Ensuite, la décision de mutation d’office doit conduire à affecter le militaire concerné sur un emploi qu’il a vocation à occuper au regard de ses compétences et de ses titres. A défaut, elle pourra être regardée comme étant entachée d’une erreur d’appréciation : « 6. Toutefois, il est constant que le poste sur lequel M. A... a été affecté est un poste purement administratif (…) qui ne correspond donc pas à l’emploi que les chefs de musique ont vocation à occuper. La seule circonstance que le référentiel provisionnel du CERPA produit à l’instance identifie trois postes réservés à des chefs de musique ne suffit pas pour établir que la nomination de M. A... sur l’un de ces postes, comme officier rédacteur à la section synthèse et planification, répondrait aux besoins du service, comme le soutient le ministre dans ses écritures de première instance, alors que, d’une part, ce poste requière des qualités rédactionnelles qui ne sont pas celles qui ont présidé au recrutement de M. A... et que, d’autre part, celui-ci soutient sans être contredit que ce poste n’a en réalité jamais été occupé par un chef de musique.
En outre, la ministre des armées n’allègue pas qu’aucun poste de direction d’une formation musicale sur lequel le requérant aurait pu être affecté à la date de la décision attaquée, au sein de l’armée de l’air, d’une autre armée, d’une formation interarmées ou de tout organisme mentionné au 2° de l’article L4138-2 du Code de la défense, n’était vacant. Par suite, M. A... est fondé à soutenir, ainsi qu’il le fait en contestant dans sa requête "l’erreur de fait" que le tribunal aurait commise en considérant que le poste figurant sur le référentiel n’était pas fictif et correspondait à ses compétences, que la décision attaquée est entachée d’erreur manifeste d’appréciation » (CAA Paris, 5 mai 2022, req. n°20PA04066).
Enfin, lorsque la mutation d’office est prononcée pour motif tenant à la personne du militaire en cause, ce dernier doit avoir été mis à même de demander communication de son dossier individuel et de présenter ses observations : « 6. En vertu de ces dispositions, un agent public faisant l’objet d’une mesure prise en considération de sa personne, qu’elle soit ou non justifiée par l’intérêt du service, doit être mis à même de demander la communication de son dossier, en étant averti en temps utile de l’intention de l’autorité administrative de prendre la mesure en cause.

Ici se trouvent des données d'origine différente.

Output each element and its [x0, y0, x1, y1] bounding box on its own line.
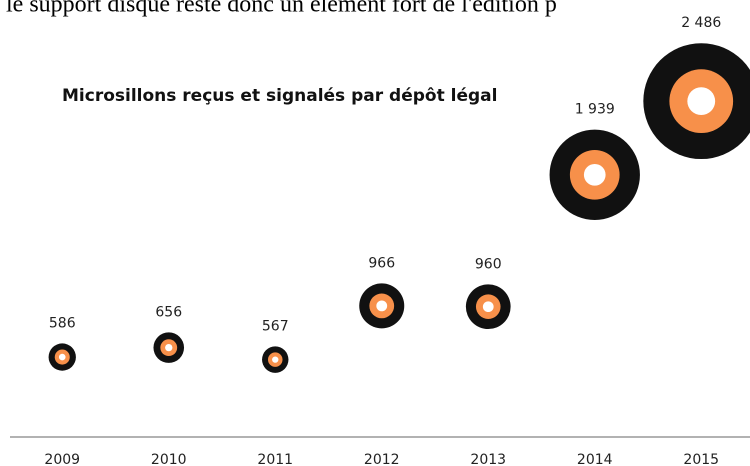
disc: [359, 283, 405, 329]
disc-hole: [583, 163, 606, 186]
disc: [262, 346, 289, 373]
x-tick-label: 2009: [44, 452, 80, 466]
chart-title: Microsillons reçus et signalés par dépôt…: [62, 86, 497, 106]
value-label: 966: [368, 255, 395, 271]
disc-hole: [58, 353, 66, 361]
page-text: , le support disque reste donc un élémen…: [0, 0, 557, 18]
disc-hole: [482, 301, 494, 313]
disc-hole: [165, 343, 173, 352]
x-tick-label: 2013: [470, 452, 506, 466]
x-tick-label: 2010: [151, 452, 187, 466]
value-label: 1 939: [575, 102, 615, 118]
disc-hole: [272, 356, 279, 363]
value-label: 586: [49, 315, 76, 331]
value-label: 960: [475, 256, 502, 272]
x-tick-label: 2015: [683, 452, 719, 466]
disc: [643, 43, 750, 160]
x-tick-label: 2014: [577, 452, 613, 466]
value-label: 567: [262, 318, 289, 334]
disc: [465, 284, 511, 330]
disc-hole: [687, 87, 716, 116]
x-tick-label: 2012: [364, 452, 400, 466]
value-label: 656: [155, 304, 182, 320]
value-label: 2 486: [681, 15, 721, 31]
disc: [549, 129, 640, 220]
disc: [48, 343, 76, 371]
x-tick-label: 2011: [257, 452, 293, 466]
disc-hole: [376, 300, 388, 312]
disc: [153, 332, 185, 363]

Dans le cas où un agent public fait l’objet d’un déplacement d’office, il doit être regardé comme ayant été mis à même de solliciter la communication de son dossier s’il a été préalablement informé de l’intention de l’administration de le muter dans l’intérêt du service, quand bien même le lieu de sa nouvelle affectation ne lui aurait pas alors été indiqué » (CE, 5 février 2020, req. n°433130).

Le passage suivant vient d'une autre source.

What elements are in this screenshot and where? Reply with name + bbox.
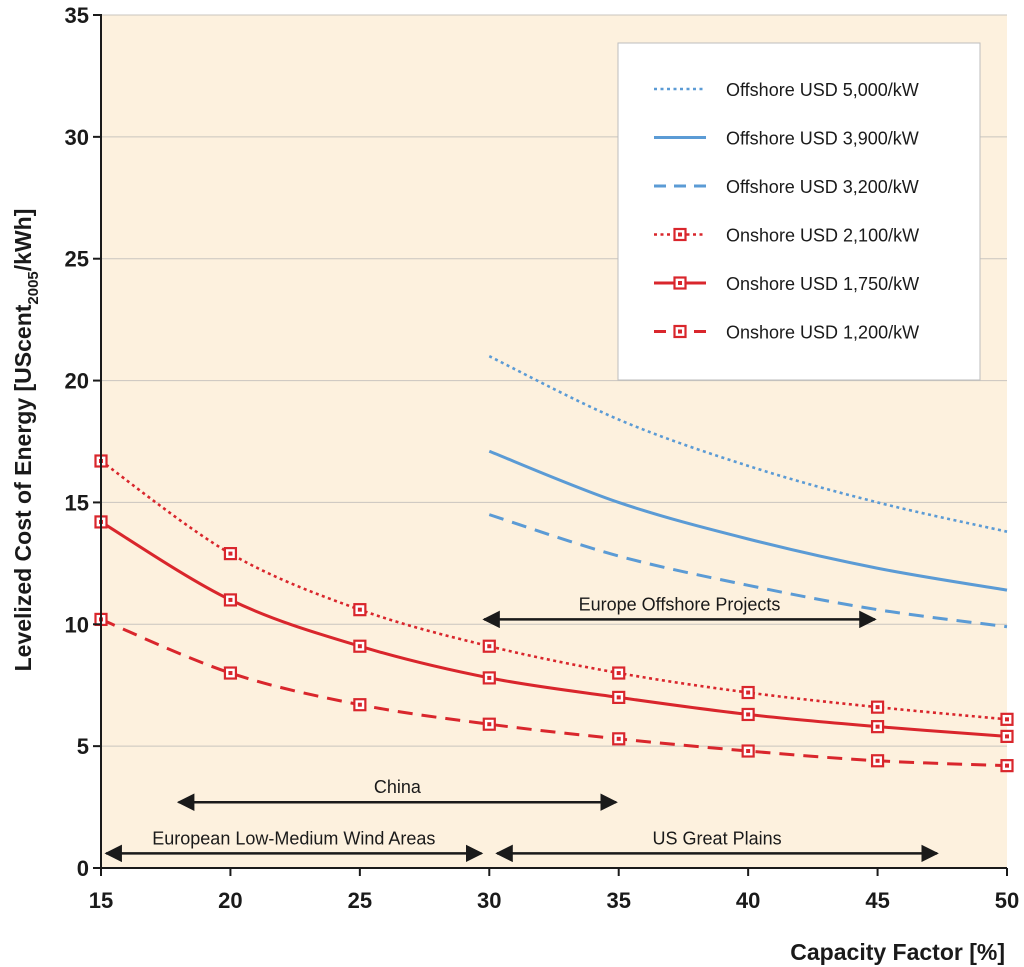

En particulier, lorsque la mutation d’office est précédée d’une enquête administrative, le militaire ou le gendarme concerné doit pouvoir consulter le rapport établi à l’issue de cette enquête, ainsi que, les PV d’auditions des personnes entendues sur son comportement : « 7. Par ailleurs, lorsqu’une enquête administrative a été diligentée sur le comportement d’un agent public, y compris lorsqu’elle a été confiée à des corps d’inspection, le rapport établi à l’issue de cette enquête, ainsi que, lorsqu’ils existent, les procès-verbaux des auditions des personnes entendues sur le comportement de l’agent faisant l’objet de l’enquête font partie des pièces dont ce dernier doit recevoir communication en application de l’article 65 de la loi du 22 avril 1905, sauf si la communication de ces procès-verbaux serait de nature à porter gravement préjudice aux personnes qui ont témoigné » (CAA de Paris, 15 octobre 2021, req. n°20PA01493).

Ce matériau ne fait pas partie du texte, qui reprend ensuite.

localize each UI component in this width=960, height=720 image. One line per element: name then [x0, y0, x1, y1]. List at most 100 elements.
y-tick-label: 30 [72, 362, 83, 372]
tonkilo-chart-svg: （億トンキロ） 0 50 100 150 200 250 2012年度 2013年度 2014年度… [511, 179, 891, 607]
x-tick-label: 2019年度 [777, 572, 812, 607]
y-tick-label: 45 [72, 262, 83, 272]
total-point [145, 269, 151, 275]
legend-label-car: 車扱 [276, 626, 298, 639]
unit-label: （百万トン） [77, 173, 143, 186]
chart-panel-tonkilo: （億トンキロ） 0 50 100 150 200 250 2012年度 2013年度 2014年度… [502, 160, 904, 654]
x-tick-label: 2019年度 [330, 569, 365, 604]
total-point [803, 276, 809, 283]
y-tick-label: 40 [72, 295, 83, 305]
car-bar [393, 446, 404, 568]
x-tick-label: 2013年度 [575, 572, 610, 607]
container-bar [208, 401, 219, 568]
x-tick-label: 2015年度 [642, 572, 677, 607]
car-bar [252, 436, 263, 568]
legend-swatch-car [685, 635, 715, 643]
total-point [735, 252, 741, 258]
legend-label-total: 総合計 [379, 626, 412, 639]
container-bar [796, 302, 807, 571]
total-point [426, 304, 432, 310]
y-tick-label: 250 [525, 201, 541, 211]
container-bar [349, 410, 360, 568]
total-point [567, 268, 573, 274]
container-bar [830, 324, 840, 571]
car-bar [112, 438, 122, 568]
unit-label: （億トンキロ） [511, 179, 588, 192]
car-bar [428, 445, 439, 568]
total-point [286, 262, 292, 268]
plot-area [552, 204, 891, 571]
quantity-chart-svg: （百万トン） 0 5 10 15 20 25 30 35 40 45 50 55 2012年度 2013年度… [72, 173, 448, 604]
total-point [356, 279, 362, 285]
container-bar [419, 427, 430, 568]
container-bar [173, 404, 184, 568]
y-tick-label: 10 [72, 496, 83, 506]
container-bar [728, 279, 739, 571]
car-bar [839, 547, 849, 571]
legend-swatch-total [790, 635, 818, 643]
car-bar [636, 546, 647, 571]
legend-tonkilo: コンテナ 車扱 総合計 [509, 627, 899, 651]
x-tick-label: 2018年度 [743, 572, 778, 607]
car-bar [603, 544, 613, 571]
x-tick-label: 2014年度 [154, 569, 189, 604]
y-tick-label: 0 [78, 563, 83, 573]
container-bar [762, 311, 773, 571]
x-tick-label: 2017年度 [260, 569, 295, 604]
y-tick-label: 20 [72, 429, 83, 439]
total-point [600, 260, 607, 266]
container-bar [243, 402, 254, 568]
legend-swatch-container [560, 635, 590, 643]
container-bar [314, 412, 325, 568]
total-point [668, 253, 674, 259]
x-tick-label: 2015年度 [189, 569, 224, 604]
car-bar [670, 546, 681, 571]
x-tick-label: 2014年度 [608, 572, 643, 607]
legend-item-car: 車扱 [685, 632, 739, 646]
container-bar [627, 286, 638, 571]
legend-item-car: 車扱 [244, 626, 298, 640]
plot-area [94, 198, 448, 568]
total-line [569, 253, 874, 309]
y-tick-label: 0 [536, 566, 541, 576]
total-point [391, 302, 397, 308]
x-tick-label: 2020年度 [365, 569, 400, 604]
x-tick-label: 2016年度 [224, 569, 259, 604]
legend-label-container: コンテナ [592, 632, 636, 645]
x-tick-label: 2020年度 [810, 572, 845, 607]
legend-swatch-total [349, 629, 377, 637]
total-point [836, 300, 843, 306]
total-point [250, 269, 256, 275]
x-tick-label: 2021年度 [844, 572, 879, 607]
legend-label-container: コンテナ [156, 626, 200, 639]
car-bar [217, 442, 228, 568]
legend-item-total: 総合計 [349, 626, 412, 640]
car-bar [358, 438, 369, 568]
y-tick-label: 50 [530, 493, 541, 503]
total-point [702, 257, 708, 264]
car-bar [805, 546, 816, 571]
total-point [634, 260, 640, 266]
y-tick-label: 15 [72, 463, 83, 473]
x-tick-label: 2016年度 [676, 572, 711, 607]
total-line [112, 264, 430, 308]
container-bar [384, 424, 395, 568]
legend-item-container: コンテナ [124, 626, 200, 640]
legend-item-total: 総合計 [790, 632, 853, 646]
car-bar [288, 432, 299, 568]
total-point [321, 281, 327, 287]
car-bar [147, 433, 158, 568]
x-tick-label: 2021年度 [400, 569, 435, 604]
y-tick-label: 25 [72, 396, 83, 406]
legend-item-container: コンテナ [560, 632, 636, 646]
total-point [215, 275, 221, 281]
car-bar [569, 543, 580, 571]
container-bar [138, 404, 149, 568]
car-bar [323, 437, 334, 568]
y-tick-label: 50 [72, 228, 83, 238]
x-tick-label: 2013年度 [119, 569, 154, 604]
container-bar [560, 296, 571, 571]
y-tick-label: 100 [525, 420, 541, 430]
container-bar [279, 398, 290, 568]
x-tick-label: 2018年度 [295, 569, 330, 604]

Ainsi, tout militaire ou gendarme qui se voit notifier une décision de mutation d’office illégale pourrait la contester auprès de la commission des recours des militaires (CRM) puis, le cas échéant, devant le tribunal administratif compétent pour en demander l’annulation.
2.- Conséquences de l’annulation d’une mutation d’office sur la carrière des militaires ?
En principe, l’annulation d’une décision ayant illégalement muté un militaire ou un gendarme oblige l’administration à réintégrer l’intéressé dans l’emploi qu’il occupait précédemment et à reprendre rétroactivement les mesures nécessaires pour le placer dans une position régulière à la date de sa mutation (CE, 1er juin 2018, req. n° 405532) : « 4. Considérant que l’annulation de la décision ayant illégalement muté un agent public oblige l’autorité compétente à replacer l’intéressé, dans l’emploi qu’il occupait précédemment et à reprendre rétroactivement les mesures nécessaires pour le placer dans une position régulière à la date de sa mutation ».
Le droit d’être réaffecté sur ses anciennes fonctions ne disparaît que si la réintégration est impossible du fait de la suppression du poste concerné, de la radiation des cadres du militaires en cause ou de sa renonciation expresse à être réintégrer : « (…) qu’il ne peut être dérogé à cette obligation que dans les hypothèses où la réintégration est impossible, soit que cet emploi ait été supprimé ou substantiellement modifié, soit que l’intéressé ait renoncé aux droits qu’il tient de l’annulation prononcée par le juge ou qu’il n’ait plus la qualité d’agent public » (CE, 1er juin 2018, M. B., n° 405532).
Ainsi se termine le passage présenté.